The idea that poor people don’t understand this is patronizing and wrong. The tighter are the constraints on your budget, the more important it is to pay attention to them. Poor people often have less access to markets of all kinds, including supermarkets basic financial markets such as bank accounts and face complex and variable prices as a result. Nevertheless, many of them manage to find highly creative ways of stretching a limited budget to meet their needs. Additional constraints, in the form of payments that can only be spent in particular places and on particular goods, are the last thing they need.

These arguments have been going on for many years, but resolving them has proved difficult, since there are usually many different factors that determine good or bad outcomes for poor families.

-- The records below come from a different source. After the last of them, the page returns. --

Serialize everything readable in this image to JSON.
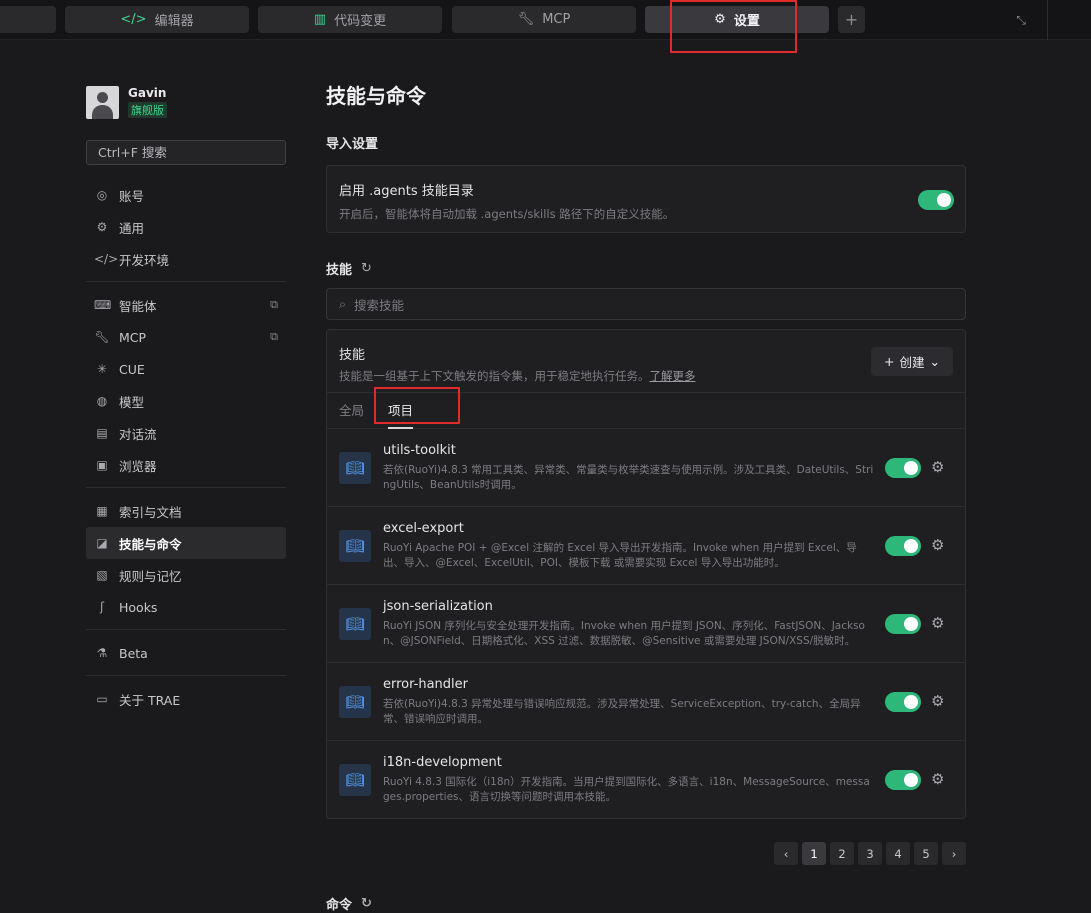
{
  "topbar": {
    "tabs": [
      {
        "label": "编辑器",
        "icon": "code-icon"
      },
      {
        "label": "代码变更",
        "icon": "diff-icon"
      },
      {
        "label": "MCP",
        "icon": "wrench-icon"
      },
      {
        "label": "设置",
        "icon": "gear-icon"
      }
    ],
    "add_label": "+"
  },
  "sidebar": {
    "user": {
      "name": "Gavin",
      "badge": "旗舰版"
    },
    "search_label": "Ctrl+F 搜索",
    "groups": [
      [
        {
          "label": "账号",
          "icon": "user-icon"
        },
        {
          "label": "通用",
          "icon": "gear-icon"
        },
        {
          "label": "开发环境",
          "icon": "code-icon"
        }
      ],
      [
        {
          "label": "智能体",
          "icon": "bot-icon"
        },
        {
          "label": "MCP",
          "icon": "wrench-icon"
        },
        {
          "label": "CUE",
          "icon": "cue-icon"
        },
        {
          "label": "模型",
          "icon": "model-icon"
        },
        {
          "label": "对话流",
          "icon": "chat-icon"
        },
        {
          "label": "浏览器",
          "icon": "browser-icon"
        }
      ],
      [
        {
          "label": "索引与文档",
          "icon": "index-icon"
        },
        {
          "label": "技能与命令",
          "icon": "skill-icon"
        },
        {
          "label": "规则与记忆",
          "icon": "rule-icon"
        },
        {
          "label": "Hooks",
          "icon": "hook-icon"
        }
      ],
      [
        {
          "label": "Beta",
          "icon": "flask-icon"
        }
      ],
      [
        {
          "label": "关于 TRAE",
          "icon": "info-icon"
        }
      ]
    ]
  },
  "main": {
    "title": "技能与命令",
    "import_section": {
      "title": "导入设置",
      "card_title": "启用 .agents 技能目录",
      "card_desc": "开启后，智能体将自动加载 .agents/skills 路径下的自定义技能。",
      "enabled": true
    },
    "skills_section": {
      "title": "技能",
      "search_placeholder": "搜索技能",
      "card_title": "技能",
      "card_desc": "技能是一组基于上下文触发的指令集，用于稳定地执行任务。",
      "card_link": "了解更多",
      "create_label": "创建",
      "tabs": [
        "全局",
        "项目"
      ],
      "active_tab": "项目",
      "items": [
        {
          "name": "utils-toolkit",
          "desc": "若依(RuoYi)4.8.3 常用工具类、异常类、常量类与枚举类速查与使用示例。涉及工具类、DateUtils、StringUtils、BeanUtils时调用。",
          "enabled": true
        },
        {
          "name": "excel-export",
          "desc": "RuoYi Apache POI + @Excel 注解的 Excel 导入导出开发指南。Invoke when 用户提到 Excel、导出、导入、@Excel、ExcelUtil、POI、模板下载 或需要实现 Excel 导入导出功能时。",
          "enabled": true
        },
        {
          "name": "json-serialization",
          "desc": "RuoYi JSON 序列化与安全处理开发指南。Invoke when 用户提到 JSON、序列化、FastJSON、Jackson、@JSONField、日期格式化、XSS 过滤、数据脱敏、@Sensitive 或需要处理 JSON/XSS/脱敏时。",
          "enabled": true
        },
        {
          "name": "error-handler",
          "desc": "若依(RuoYi)4.8.3 异常处理与错误响应规范。涉及异常处理、ServiceException、try-catch、全局异常、错误响应时调用。",
          "enabled": true
        },
        {
          "name": "i18n-development",
          "desc": "RuoYi 4.8.3 国际化（i18n）开发指南。当用户提到国际化、多语言、i18n、MessageSource、messages.properties、语言切换等问题时调用本技能。",
          "enabled": true
        }
      ]
    },
    "pagination": {
      "pages": [
        "1",
        "2",
        "3",
        "4",
        "5"
      ],
      "current": "1"
    },
    "commands_section": {
      "title": "命令"
    }
  },
  "colors": {
    "accent": "#2db87a",
    "highlight": "#e02b2b",
    "background": "#1a1a1c"
  }
}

In recent years, however, a combination of improved statistical techniques and careful studies of experimental program pilots have allowed an assessment of the evidence to emerge. Overwhelmingly, it supports the view that giving people money is more effective than most, if not all, forms of tied assistance in improving wellbeing and life outcomes.

Blaming Parents, and Other Neoliberal Pastimes

If the best way to help the poor is to give them money, what is the best way of doing that?  In a market economy there are two possible answers. The one that has been discussed most is redistribution; that is, using the taxation and welfare systems to transfer some market income from the rich to the poor. More difficult, but arguably more effective is to change the structure of markets and property rights to produce a less unequal distribution of market income — this is sometimes called ‘predistribution’. We will come back to this issue later.